Wallraf-Richartz-Museum & Fondation Corboud

The strawberries lie freshly picked in an earthenware jar, and even three centuries after they were painted by Adriaen Coorte in a lush and enticing red, they look just as fresh as when they were harvested. This long-hidden masterpiece is the highlight of the new exhibition ‘Lucky 13 – Still Lifes and Landscapes from the Golden Age’. From 9 October 2014 to 29 March 2015, the Wallraf is presenting a series of outstanding works on permanent loan, recently acquired from the Heinrich-und-Anny-Nolte-Stiftung in Essen and from a private European collection. Paintings of the highest quality by artists such as Jan Brueghel the Elder, Jan van Goyen, Jacob van Ruisdael, Aert van der Neer and Edwaert Collier provide a taste of the most important period of Dutch painting. The significant collection of Cologne’s picture gallery is thus being enriched by the addition of names and motifs which have hitherto been absent.
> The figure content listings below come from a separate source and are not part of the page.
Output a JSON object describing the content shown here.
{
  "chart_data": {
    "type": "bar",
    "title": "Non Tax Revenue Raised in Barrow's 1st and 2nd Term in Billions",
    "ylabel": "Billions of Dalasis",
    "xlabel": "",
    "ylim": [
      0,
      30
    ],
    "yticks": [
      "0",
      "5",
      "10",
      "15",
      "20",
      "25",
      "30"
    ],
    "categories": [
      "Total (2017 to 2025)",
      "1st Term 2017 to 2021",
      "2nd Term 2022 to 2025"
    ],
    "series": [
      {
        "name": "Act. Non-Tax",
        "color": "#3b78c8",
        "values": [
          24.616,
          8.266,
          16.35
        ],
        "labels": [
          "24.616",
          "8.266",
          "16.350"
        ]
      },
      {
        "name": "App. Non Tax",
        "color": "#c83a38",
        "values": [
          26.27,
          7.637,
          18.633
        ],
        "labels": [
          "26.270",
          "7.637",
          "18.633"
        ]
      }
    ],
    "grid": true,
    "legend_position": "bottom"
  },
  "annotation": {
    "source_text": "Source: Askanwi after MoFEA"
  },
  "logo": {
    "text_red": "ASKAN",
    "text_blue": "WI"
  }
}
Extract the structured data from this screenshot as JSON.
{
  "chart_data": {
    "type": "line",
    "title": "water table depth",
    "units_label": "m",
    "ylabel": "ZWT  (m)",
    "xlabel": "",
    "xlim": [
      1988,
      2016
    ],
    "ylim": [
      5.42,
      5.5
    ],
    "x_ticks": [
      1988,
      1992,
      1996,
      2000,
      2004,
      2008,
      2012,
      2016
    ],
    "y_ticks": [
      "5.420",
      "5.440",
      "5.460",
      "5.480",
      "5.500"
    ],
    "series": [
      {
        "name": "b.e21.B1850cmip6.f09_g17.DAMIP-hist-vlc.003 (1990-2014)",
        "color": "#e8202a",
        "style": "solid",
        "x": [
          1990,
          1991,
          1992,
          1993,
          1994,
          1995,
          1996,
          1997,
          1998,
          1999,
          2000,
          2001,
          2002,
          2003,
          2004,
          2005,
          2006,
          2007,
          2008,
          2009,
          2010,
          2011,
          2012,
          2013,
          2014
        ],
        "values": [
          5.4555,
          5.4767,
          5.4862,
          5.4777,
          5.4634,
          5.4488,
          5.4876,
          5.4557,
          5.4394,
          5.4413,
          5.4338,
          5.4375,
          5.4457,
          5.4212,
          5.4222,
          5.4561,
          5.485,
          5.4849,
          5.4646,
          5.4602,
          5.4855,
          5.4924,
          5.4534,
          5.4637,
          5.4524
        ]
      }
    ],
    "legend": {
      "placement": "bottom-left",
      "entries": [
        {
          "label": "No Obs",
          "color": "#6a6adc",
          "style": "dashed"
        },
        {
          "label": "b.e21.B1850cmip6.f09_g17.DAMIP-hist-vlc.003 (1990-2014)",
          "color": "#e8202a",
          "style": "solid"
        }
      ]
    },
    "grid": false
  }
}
Netherlandish painting in the seventeenth century is famous for its sensuous realism. Landscapes capture the big wide world on a much-reduced scale but nonetheless true to nature. Still lifes portray splendid bouquets of flowers, but also simple everyday objects as though they were there in front of you, waiting to be picked up. These pictures were then among the most sought-after works, and they still are. The exhibition ‘Lucky 13’ shows just how fortunate any collection or any collector can consider themselves if they own a masterpiece from the Golden Age.

The 13 paintings on show come mostly from Haarlem, the real home of the flower of Dutch painting in the seventeenth century, or from Amsterdam, the mercantile metropolis. Two colourful floral still lifes, three winter landscapes with pastimes on the ice, depicted with loving attention to detail, two unusual smoker still lifes and five finely composed landscape views will provide visitors with exciting moments of admiration and comparison. But one particularly delicacy is the ‘Still Life with Strawberries’ by the mysterious Adriaen Coorte, whose rare paintings are currently among the most highly sought-after masterpieces of the Golden Age. This work, dating from 1704, enchants the beholder with its poetic simplicity, which comes across as almost modern.